Alors Giuseppe se souvient de la Suisse, où il a travaillé longtemps auparavant pour un entrepreneur nommé Broyer (impayable Jean-Luc Bideau), qu’il tient en haute estime et considère comme un ami. Le grand-père et sa petite-fille vont donc «fuguer», cap sur la Suisse, à la recherche du soutien financier qu’ils espèrent y trouver.

Dit comme cela, on pourrait craindre que le mélo soit pitoyable. Mais il ne l’est pas. Parce que les personnages sont parfaits. Les deux «héros» bien sûr, mais aussi ceux qu’ils vont croiser, Broyer qui a pété les plombs, ou Luigi, l’ancien compagnon communiste qui est devenu patron d’un chic restaurant italien à Genève… Il ne l’est pas parce que le voyage du grand-père est aussi une sorte de quête familiale, qui nous réserve des surprises.

Et puis parce que ce parcours individuel est aussi l’occasion d’illustrer un trait humain qui s’appelle l’ingratitude. Un autre trait aussi, plus rare, qu’on nomme générosité. L’égoïsme helvétique des années Schwarzenbach est durement mis en cause. Est-il moins fort aujourd’hui à l’égard des Kosovars?

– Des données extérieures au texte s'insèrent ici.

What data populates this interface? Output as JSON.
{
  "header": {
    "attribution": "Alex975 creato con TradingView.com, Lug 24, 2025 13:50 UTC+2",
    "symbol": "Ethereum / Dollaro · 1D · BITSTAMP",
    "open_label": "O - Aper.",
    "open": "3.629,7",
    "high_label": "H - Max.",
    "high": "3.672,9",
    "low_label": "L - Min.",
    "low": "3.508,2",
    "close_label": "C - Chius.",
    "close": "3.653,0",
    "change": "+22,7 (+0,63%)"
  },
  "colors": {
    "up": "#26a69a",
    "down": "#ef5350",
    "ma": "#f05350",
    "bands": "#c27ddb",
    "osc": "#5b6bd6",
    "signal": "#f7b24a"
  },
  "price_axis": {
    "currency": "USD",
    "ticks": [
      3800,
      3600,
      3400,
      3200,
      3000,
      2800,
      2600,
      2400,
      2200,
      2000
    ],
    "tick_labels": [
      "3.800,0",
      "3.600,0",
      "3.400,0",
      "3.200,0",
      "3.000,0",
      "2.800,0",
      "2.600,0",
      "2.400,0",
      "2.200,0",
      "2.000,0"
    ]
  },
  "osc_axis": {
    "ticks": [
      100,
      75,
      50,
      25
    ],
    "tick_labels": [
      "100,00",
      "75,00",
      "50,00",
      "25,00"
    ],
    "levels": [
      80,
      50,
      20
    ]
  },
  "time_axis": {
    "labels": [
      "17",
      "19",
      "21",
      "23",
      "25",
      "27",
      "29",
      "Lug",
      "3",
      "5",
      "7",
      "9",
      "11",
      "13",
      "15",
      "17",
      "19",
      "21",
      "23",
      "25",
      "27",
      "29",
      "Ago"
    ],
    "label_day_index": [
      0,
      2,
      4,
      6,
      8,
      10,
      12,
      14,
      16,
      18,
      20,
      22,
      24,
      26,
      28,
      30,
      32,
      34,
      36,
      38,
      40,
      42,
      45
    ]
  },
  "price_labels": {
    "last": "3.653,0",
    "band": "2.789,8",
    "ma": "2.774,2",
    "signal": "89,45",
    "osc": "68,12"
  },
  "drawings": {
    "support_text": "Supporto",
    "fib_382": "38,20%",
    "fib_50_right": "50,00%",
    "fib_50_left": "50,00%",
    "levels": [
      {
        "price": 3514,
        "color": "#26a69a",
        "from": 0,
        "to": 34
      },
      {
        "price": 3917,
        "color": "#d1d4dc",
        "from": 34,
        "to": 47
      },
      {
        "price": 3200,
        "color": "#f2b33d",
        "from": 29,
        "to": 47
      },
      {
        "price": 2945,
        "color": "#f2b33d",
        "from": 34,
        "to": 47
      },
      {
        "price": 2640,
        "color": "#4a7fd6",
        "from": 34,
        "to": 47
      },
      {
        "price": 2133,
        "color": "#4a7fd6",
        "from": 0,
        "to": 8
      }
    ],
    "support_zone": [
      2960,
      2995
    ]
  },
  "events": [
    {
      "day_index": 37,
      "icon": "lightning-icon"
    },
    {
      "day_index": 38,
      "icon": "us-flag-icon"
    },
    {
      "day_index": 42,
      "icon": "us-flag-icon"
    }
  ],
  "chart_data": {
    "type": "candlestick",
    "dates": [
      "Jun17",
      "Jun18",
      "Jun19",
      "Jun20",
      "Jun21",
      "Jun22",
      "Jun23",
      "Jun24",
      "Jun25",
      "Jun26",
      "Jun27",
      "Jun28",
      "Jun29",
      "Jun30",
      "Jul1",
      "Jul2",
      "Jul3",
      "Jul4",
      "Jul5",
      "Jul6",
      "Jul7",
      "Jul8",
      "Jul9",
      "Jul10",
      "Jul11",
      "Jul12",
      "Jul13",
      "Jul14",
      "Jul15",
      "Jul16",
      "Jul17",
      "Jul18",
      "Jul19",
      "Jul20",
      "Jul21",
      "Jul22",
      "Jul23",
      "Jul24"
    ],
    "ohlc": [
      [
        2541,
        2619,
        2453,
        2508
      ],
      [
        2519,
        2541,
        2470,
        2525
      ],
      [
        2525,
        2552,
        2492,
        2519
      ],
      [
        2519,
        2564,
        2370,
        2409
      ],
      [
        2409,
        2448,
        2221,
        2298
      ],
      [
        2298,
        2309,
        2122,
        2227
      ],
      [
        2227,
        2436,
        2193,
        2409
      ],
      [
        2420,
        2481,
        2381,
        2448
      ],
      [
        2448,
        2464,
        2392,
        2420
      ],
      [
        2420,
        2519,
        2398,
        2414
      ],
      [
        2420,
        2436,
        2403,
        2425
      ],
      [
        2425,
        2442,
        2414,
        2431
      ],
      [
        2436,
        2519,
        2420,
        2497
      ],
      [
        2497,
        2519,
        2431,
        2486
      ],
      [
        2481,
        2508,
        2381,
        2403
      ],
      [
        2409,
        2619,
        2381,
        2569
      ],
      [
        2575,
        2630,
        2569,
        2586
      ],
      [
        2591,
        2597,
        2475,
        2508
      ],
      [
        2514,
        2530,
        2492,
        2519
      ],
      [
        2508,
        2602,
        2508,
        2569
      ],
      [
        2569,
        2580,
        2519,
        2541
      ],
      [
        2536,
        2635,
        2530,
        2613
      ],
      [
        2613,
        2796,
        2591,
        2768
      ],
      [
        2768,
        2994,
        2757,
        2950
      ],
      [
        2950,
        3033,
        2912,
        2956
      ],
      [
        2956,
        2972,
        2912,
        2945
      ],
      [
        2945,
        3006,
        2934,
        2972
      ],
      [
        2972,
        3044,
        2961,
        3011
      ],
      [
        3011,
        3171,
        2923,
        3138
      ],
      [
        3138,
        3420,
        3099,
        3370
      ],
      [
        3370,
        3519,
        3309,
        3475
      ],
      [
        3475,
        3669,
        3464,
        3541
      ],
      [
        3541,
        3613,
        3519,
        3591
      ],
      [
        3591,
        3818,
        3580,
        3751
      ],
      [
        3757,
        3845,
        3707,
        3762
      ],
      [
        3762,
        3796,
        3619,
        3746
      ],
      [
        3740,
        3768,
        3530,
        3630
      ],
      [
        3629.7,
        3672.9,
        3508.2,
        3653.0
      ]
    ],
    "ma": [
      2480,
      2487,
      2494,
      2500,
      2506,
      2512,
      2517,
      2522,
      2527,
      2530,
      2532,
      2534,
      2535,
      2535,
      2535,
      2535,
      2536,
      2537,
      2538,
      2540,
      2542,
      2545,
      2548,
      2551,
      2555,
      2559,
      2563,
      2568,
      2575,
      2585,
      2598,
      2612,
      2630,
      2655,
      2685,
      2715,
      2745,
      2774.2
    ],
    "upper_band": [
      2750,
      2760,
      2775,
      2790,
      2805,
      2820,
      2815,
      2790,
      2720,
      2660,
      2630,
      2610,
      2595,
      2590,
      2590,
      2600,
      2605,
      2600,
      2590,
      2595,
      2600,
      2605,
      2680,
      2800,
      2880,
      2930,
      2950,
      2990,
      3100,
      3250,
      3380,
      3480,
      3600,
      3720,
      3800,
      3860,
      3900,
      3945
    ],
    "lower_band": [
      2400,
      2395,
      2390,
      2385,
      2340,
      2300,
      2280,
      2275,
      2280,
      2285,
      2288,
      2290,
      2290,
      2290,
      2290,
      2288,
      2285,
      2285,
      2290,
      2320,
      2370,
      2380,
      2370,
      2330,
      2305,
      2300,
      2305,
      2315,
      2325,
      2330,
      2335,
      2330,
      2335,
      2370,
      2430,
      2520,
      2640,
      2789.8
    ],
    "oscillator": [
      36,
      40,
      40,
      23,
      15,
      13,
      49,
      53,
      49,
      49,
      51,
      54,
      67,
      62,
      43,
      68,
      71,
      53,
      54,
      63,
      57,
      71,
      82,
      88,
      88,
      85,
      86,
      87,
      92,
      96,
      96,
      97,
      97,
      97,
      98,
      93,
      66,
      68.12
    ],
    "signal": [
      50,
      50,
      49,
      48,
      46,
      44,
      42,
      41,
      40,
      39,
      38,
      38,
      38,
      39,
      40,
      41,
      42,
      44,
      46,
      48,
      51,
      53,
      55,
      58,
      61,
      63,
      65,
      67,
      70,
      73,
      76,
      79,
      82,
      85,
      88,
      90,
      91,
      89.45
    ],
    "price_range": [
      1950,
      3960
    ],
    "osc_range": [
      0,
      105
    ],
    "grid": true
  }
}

Lorsque le grand-père explique avoir travaillé en Suisse, Carla lui dit: «Alors tu étais comme un Albanais?». D’une époque à l’autre, les «différences» se ressemblent. «Je suis venu en Suisse pour opérer les yeux de ma petite, mais ce sont mes yeux qui se sont ouverts» constate Giuseppe.

En voyant «Azzurro», on a souvent la larme à l’œil, et on est bien en même temps. On n’a pas honte de son émotion, comme dans les mauvais mélos. «Azzurro» est un beau film populaire, au sens positif du terme. Du cinéma qui n’ignore pas l’existence du public, tout en se refusant de le mépriser.

Bernard Léchot

NB: après avoir été distribué en Suisse romande, «Azzurro» sort ces jours dans dix villes de Suisse alémanique.